住民が段ボールなどの資源ごみを出していたが、食べ歩きで出たとみられる容器だけでなく、缶などもその上に置かれていたという。
写真を撮影した住民は、「ゴミ収集時に回収されないまま残るので、結局、自分たちで掃除をしている。迷惑しているし、腹立たしい」と怒りをあらわにする。
値上げされる宿泊税
オーバーツーリズム対策などへ財源を確保するため、京都市は宿泊税の金額を引き上げ、来年3月から適用する予定だ。
現在は税額を3段階に分けているが改正後は5つの区分に変わる。宿泊料が1泊10万円以上の場合には1万円と、上限額は現在の10倍になる。
市の担当者は、「宿泊税を使ってさまざまな取り組みを進めないといけない。

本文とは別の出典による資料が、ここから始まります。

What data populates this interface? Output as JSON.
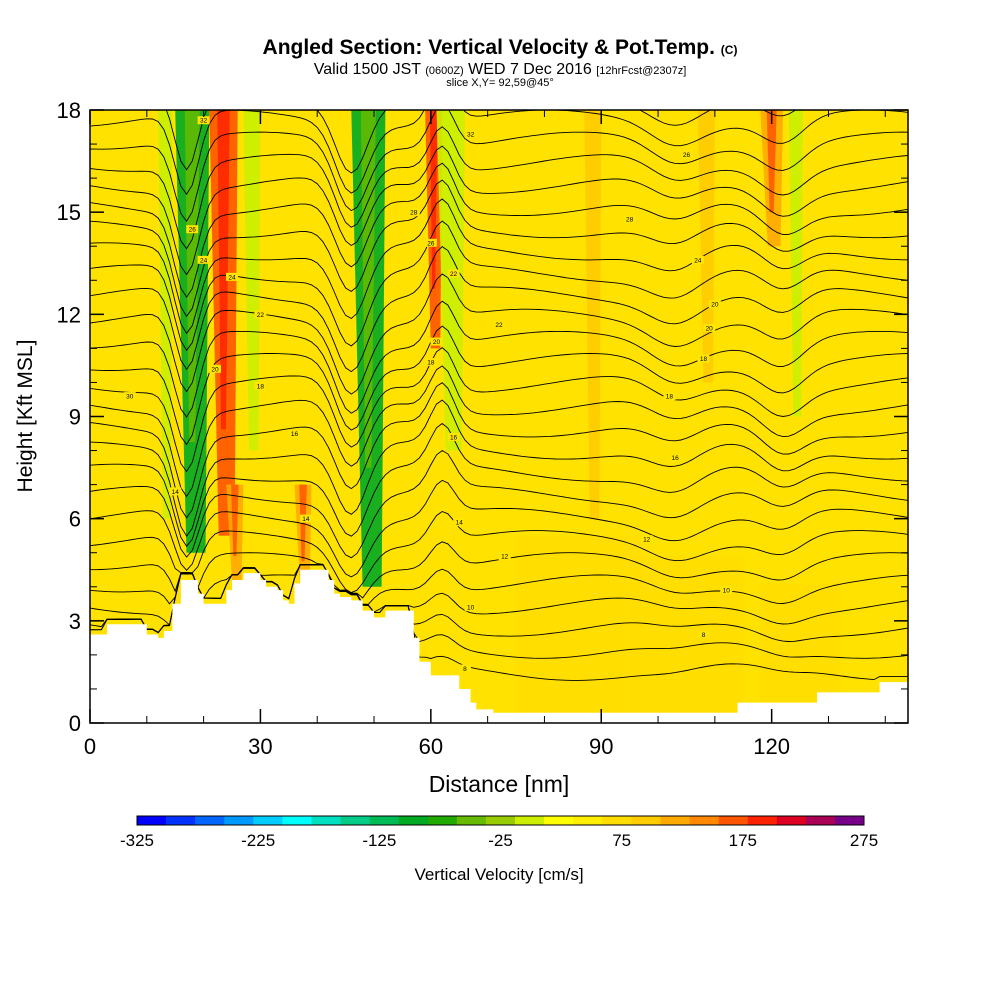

これまでの約2倍、年間合計で130億円程度を使って(対策を)やることがでてくるだろうと試算した」と話す。
宿泊税の使い道
これまで市は、宿泊税を市バスの混雑緩和のための「観光特急バス」などに使っていた。
今回増える財源を活用し、市民の観光へのイメージ悪化に対応するため、「観光課題の対策と同時に、市民生活の向上につながる都市基盤整備を行う」として、市バスの市民優先価格や、地下鉄のホーム柵の整備などに取り組む方針だという。
九州大学の田中俊徳准教授
オーバーツーリズム対策に詳しい九州大学アジア・オセアニア研究教育機構の田中俊徳准教授は、「これだけ問題になってくると、旅行者のモラルに頼るだけでは限界が来ている」と語る。
宿泊税の値上げについて、田中準教授は、「迷惑をこうむっているのは、京都の市民ですから、京都市民が納得することに焦点を当てていくということが非常に重要」と指摘する。
増加の一途をたどる観光客
秋には再び観光のピークを迎える古都・京都―。来る人も住む人も納得できる“本当”に有効な対策が求められている。